The Author: John Steinbeck Biographical Information
Born in Salinas, California in 1902. His father was a county treasurer and his mother was a school teacher. From her, Steinbeck acquired a great love of books.
Steinbeck attended the local high school and worked on farms and ranches during his vacations. Between 1920 and 1926, he studied marine biology at Stanford University, but did not take a degree-he always planned to be a writer. Several of his early poems and short stories appeared in university publications. After college he held a job as a reporter in New York, but was fired because he started to insert his own opinions into the articles he wrote. Steinbeck returned to California. While writing, Steinbeck took odd jobs. He was an apprentice painter, caretaker of an estate, surveyor, fruit-picker and fisherman.

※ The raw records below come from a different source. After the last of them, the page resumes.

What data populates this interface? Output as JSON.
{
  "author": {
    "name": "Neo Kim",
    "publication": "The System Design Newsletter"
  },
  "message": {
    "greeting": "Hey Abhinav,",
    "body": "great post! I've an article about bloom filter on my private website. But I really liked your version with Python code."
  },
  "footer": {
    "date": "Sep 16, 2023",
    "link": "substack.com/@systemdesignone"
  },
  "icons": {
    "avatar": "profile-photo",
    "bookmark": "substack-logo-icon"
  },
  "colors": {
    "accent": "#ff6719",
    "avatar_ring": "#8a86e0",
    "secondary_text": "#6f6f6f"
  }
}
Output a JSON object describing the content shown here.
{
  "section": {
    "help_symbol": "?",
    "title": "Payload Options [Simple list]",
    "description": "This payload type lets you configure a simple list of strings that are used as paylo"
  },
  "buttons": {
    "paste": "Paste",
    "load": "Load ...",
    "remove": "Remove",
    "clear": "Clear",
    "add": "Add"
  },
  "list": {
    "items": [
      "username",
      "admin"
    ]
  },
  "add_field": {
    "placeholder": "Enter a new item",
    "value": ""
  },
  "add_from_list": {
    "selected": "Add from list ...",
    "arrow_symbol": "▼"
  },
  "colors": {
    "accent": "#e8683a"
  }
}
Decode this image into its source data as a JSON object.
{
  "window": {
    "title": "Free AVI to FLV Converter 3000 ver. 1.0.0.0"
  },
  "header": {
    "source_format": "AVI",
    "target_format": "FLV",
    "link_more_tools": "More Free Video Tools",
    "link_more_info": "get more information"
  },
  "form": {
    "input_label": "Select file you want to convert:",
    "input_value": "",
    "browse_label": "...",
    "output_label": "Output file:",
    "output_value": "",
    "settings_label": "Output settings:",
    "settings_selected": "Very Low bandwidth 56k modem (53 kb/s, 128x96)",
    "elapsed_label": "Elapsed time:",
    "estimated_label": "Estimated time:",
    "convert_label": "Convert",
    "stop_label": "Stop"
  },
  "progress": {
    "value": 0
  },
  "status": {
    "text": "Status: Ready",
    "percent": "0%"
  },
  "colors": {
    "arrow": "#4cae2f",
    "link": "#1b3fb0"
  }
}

Steinbeck was a naturalistic writer; the search for truth defines the form and content of his works.
He demonstrated firsthand knowledge in writing about actual experiences he had.
The language is “common,” to reflect the realism of his characters who are common.
Steinbeck uses symbolism to add impact to his theme for the cause of the common man.
He takes the simple actions of his story and manipulates their elements to make a statement of human truth, which goes beyond the text. It is important for a reader to recognize that there is more beyond the surface of his narratives.
Also, Steinbeck reveals the interrelatedness of good and evil in his story of man’s condition and position in life
The Pearl may be considered a parable ( a narrative with a moral)
In this narrative a fisherman, who has led a simple, tranquil, existence tries to rise above his station. The Pearl tells of a society with which the protagonist Kino comes in conflict. Throughout the story, Steinbeck shows us a society of prejudice and greed. This is a society that has no intention of allowing an outsider, an unprivileged person, to realize the dream of bettering his life. This society is determined to hold him back.